Silêncio. Em chinês nós dizemos chénmò, em japonês chinmoku. Ambos os idiomas usam os mesmos ideogramas, em coreano, eles falam chimmug* e apesar de se escrever diferente a pronúncia soa bem parecida, tanto como em inglês soa parecido com o modo que se diz em espanhol e em português, o que eu acho significar que o silêncio é algo igual independente de onde você esteja, mesmo que seu cerne seja de algum modo diferente. Meu pai não fez perguntas, não reclamou, apenas me tirou da escola o mais rápido possível e parou o carro na entrada da ponte Niágara quando viu que não havia mais risco de fotógrafos. Nesse momento ele simplesmente desprendeu o cinto de segurança e me abraçou apertado beijando minha cabeça demoradamente e sussurrando que estava tudo bem. Eu pensei que choraria copiosamente, mas não o fiz, não havia mais lágrimas a serem derramadas, não adiantaria mais.

O tempo todo eu me lembrava de Aidan Berkshire. Não fazia ideia se ele havia me seguido porque o professor pedira ou por que outro motivo ele estava lá. Não sabia por que eu não conseguia afastá-lo por mais que tentasse. Nos braços do meu pai, naquele momento, senti-me segura novamente, em casa, como se fosse uma fortaleza inatingível. Ele se afastou apenas um pouco para me olhar, seus olhos abriram-se mais quando ele traçou meu queixo e tocou causando uma leve ardência.

— Está machucada. — Disse ele, a expressão preocupada. — Isso é... uma marca de unha?

A incredulidade na sua voz me causou um enjoo.

— Quem no mundo se atreveria a...

Bàba... Wǒ hěn hǎo.[1] — Intervi já imaginando os problemas que viriam após a pergunta que ele estava prestes a fazer. [Papai eu estou mesmo bem.]

Nǐ hái hǎo ma? [2]— A incredulidade deu espaço para o choque. — Zhēnzhèng? Nàme gàosu wèishéme wǒ dài nǐ chūqù? Gàosu wǒ nǐ wèishéme shānghài![3] [2. Você está bem?] [3. Então me diga por que eu a tirei de lá? Diga-me porque você está machucada!]

Desde que meu "dom" se manifestou aos dez anos, papai se tornara extremamente protetor.
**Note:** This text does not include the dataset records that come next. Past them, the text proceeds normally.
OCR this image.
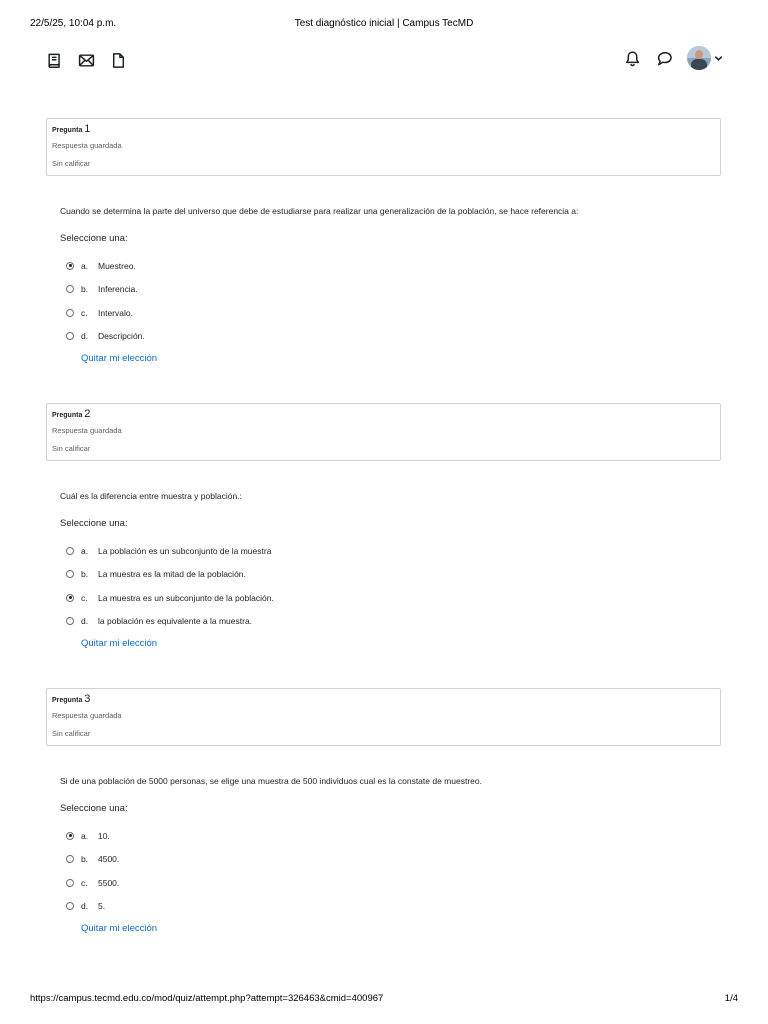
22/5/25, 10:04 p.m.	Test diagnóstico inicial | Campus TecMD
Pregunta 1
Respuesta guardada
Sin calificar
Cuando se determina la parte del universo que debe de estudiarse para realizar una generalización de la población, se hace referencia a:
Seleccione una:
a.	Muestreo.
b.	Inferencia.
c.	Intervalo.
d.	Descripción.
Quitar mi elección
Pregunta 2
Respuesta guardada
Sin calificar
Cuál es la diferencia entre muestra y población.:
Seleccione una:
a.	La población es un subconjunto de la muestra
b.	La muestra es la mitad de la población.
c.	La muestra es un subconjunto de la población.
d.	la población es equivalente a la muestra.
Quitar mi elección
Pregunta 3
Respuesta guardada
Sin calificar
Si de una población de 5000 personas, se elige una muestra de 500 individuos cual es la constate de muestreo.
Seleccione una:
a.	10.
b.	4500.
c.	5500.
d.	5.
Quitar mi elección
https://campus.tecmd.edu.co/mod/quiz/attempt.php?attempt=326463&cmid=400967	1/4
Ele foi atrás da minha avó por todos os métodos possíveis tentar descobrir o que havia por trás do que estava acontecendo comigo, pesquisou e pediu ajuda para todos os seus contatos ao redor do mundo em busca de alguma pista, dispensou oportunidades para ir comigo para o Japão em busca da única pista que conseguimos, tomou para si todas as minhas dores, por isso escondi dele as intimidações nas escolas, mas de algum modo ele sempre descobria. Não importava o quanto eu tentasse, mentir para o meu pai não era uma opção. Ele me conhecia melhor que a mim mesma, mesmo minha mãe sendo mulher, ela não conseguia me compreender como ele.

Por essa razão, quando ele elevou a voz naquele momento eu não me assustei ou me ressenti. Sabia que mais que qualquer pessoa no mundo meu pai me protegeria de tudo que fosse possível, que a única coisa que ele queria para si em troca disso era o meu sorriso e se eu pudesse protegê-lo daquela dor, eu o faria porque era a única coisa que eu podia fazer por ele.

Duì bù qǐ, bàba.[4] — Pedi com a voz mais suave que consegui, sabia que era a única forma de acalmá-lo. — Wǒ néng yǐhòu gàosu nǐ ma?[5] [4. Desculpe, papai.] [5. Posso te contar depois?]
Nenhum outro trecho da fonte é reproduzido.